Who Ori Virtual Machines Are For
Ori Virtual Machines are designed for teams that need performance, flexibility, and efficiency—without compromise:
- AI researchers and data scientists experimenting with new models
- Startups iterating rapidly on training and inference pipelines
- Enterprises running short-lived training or inference jobs in production
- Sovereign Partners running PoC (Proof-of-concept) private or sovereign AI clouds
Whether you’re running early experiments or scaling production workloads, Ori VMs adapt to
A Clear Alternative to Legacy GPU VMs
Ori GPU Instances combine AI-optimised performance, minute-level billing, fractional GPU allocation, one-click suspension, and sub-2-minute provisioning, flexibility that major clouds typically lack or only offer in narrow configurations.

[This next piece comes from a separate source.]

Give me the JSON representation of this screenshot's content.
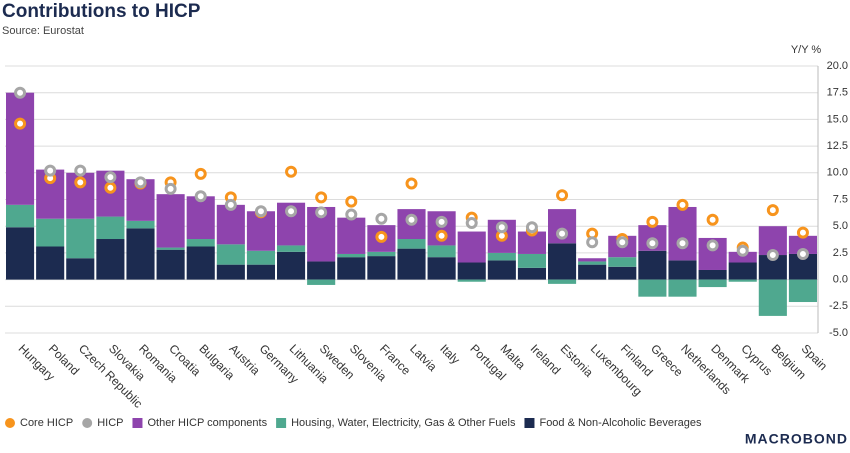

Here is a snapshot of the benefits you can expect by switching to Ori:
| Ori GPU Instances | Legacy Cloud Providers | |
|---|---|---|
| Billing by usage | Per-minute | Per-hour |
| Provisioning Times | Under 2 minutes | 10-15 minutes |
| Fractional GPUs | Yes | No |
| Suspend Enabled | Users can suspend and resume any time | Provider-dependent and often requires Kubernetes |
| Pricing | 60% more cost-efficient than traditional hyperscalers | Expensive instances with high on-demand pricing |
* NVIDIA H200 Instances cost $3.5/GPU/Hr on Ori. In comparison AWS EC2 Instances with H200 (p5en.48xlarge) cost $8.7/GPU/Hr as of January 6, 2026.

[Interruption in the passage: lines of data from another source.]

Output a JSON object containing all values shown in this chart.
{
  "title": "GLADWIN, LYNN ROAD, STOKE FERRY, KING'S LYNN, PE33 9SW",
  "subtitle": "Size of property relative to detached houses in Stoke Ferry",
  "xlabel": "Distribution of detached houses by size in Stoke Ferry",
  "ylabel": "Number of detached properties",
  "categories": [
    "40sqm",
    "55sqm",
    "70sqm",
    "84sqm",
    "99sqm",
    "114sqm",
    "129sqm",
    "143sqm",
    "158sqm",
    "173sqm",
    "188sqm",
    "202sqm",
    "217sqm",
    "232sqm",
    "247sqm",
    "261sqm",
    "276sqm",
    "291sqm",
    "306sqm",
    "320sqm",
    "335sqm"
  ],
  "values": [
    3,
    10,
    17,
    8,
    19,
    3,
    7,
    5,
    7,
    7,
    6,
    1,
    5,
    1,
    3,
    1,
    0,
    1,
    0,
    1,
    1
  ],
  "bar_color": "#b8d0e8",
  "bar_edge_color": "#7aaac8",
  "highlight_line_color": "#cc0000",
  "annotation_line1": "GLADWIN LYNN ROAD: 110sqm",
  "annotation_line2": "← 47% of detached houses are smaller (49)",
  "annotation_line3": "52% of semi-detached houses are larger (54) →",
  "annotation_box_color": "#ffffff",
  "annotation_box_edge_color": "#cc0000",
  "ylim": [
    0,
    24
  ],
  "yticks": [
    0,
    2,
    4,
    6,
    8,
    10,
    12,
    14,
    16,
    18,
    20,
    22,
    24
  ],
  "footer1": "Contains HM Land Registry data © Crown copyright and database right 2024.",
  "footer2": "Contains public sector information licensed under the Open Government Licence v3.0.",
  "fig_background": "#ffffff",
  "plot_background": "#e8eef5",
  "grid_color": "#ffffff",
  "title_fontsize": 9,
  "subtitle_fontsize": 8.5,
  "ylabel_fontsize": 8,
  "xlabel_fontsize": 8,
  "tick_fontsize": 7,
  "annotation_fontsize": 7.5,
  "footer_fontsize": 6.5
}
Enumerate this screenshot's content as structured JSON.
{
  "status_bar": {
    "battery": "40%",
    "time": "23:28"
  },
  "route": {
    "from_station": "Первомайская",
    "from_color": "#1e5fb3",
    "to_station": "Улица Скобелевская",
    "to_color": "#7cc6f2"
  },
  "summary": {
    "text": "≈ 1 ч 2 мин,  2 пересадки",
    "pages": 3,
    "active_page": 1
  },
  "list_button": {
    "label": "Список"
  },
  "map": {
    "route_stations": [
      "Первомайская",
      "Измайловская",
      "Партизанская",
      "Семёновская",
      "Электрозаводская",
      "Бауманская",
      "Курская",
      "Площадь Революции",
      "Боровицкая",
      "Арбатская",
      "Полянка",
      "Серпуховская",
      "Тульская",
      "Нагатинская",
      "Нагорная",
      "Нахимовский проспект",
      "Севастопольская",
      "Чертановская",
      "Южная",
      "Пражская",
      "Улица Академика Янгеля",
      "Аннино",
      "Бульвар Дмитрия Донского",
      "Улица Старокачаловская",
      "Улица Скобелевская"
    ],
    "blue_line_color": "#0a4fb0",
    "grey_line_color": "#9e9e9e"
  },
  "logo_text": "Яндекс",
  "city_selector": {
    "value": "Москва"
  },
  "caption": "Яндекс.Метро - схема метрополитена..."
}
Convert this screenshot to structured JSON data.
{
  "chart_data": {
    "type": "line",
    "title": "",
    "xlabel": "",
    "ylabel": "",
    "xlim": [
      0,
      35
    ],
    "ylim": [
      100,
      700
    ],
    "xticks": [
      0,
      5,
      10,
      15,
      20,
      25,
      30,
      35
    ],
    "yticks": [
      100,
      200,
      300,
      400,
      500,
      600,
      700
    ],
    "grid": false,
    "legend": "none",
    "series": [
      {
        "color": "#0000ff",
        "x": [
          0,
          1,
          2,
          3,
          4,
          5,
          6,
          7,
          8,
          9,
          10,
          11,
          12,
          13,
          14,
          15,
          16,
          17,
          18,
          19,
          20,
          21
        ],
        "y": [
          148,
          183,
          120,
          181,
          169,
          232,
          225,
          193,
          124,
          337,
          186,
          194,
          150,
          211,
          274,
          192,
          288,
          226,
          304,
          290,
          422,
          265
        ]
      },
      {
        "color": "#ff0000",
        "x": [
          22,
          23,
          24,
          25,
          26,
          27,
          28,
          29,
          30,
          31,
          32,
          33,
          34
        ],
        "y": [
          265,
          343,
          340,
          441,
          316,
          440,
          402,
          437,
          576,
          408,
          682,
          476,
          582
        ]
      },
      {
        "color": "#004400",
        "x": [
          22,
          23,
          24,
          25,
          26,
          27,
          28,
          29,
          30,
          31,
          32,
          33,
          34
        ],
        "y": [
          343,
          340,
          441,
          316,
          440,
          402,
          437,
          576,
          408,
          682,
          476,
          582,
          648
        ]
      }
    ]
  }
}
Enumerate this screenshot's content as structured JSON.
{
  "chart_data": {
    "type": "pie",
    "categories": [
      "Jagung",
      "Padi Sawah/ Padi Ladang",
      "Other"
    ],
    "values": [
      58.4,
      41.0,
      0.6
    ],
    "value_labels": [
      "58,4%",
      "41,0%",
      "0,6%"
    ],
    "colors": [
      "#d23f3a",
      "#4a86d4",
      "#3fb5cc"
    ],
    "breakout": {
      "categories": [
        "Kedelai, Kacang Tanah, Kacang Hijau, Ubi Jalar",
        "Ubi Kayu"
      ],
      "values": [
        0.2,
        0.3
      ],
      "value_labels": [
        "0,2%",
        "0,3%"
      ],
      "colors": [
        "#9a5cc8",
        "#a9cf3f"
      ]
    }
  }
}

As AI infrastructure continues to evolve, Ori Virtual Machines represent a shift away from legacy VM assumptions toward a modern, AI-native compute primitive, one built for speed, efficiency, and performance at scale.
How to run GPU Instances on Ori
Step1: Head to the Ori cloud console and click on Virtual Machines.
Step 2: Pick a GPU of your choice. Ori offers a wide range of GPUs that includes NVIDIA A16, A40, A100, V100, V100S, L4, L40S, H100, H200 and more. GPU Instances are available in several configurations as 1,2,4 or 8, and fractional instances (1/24, 1/16, 1/8, 1/4 etc.) for many GPU models.

Step 3: Choose the number of CPU cores, system memory and system storage for the virtual machine.
Step 4: Deploy your virtual machine in a location of your choice.
Step 5: Choose Debian or Ubuntu as the OS for the VM image. Use the init script to pre-install NVIDIA CUDA drivers, frameworks such as Pytorch or Tensorflow and Jupyter notebooks.

Step 6: For enhanced network security you can add the virtual machine to a Virtual Private Cloud (VPC).
Step 7: Add your public SSH key, give the VM an appropriate name and hit launch.
The Takeaway
GPU Instances on Ori redefine what virtual machines can be for AI:
- Near bare-metal performance for all types of AI workloads
- Fractional GPUs and minute-based billing for efficient economics
- Sub-2-minute provisioning for rapid iteration
- Intelligent scheduling for cluster-wide efficiency
For teams building, scaling, or operating modern AI workloads, Ori GPU Instances offer a rare combination: the flexibility of virtualization, without paying the performance penalty.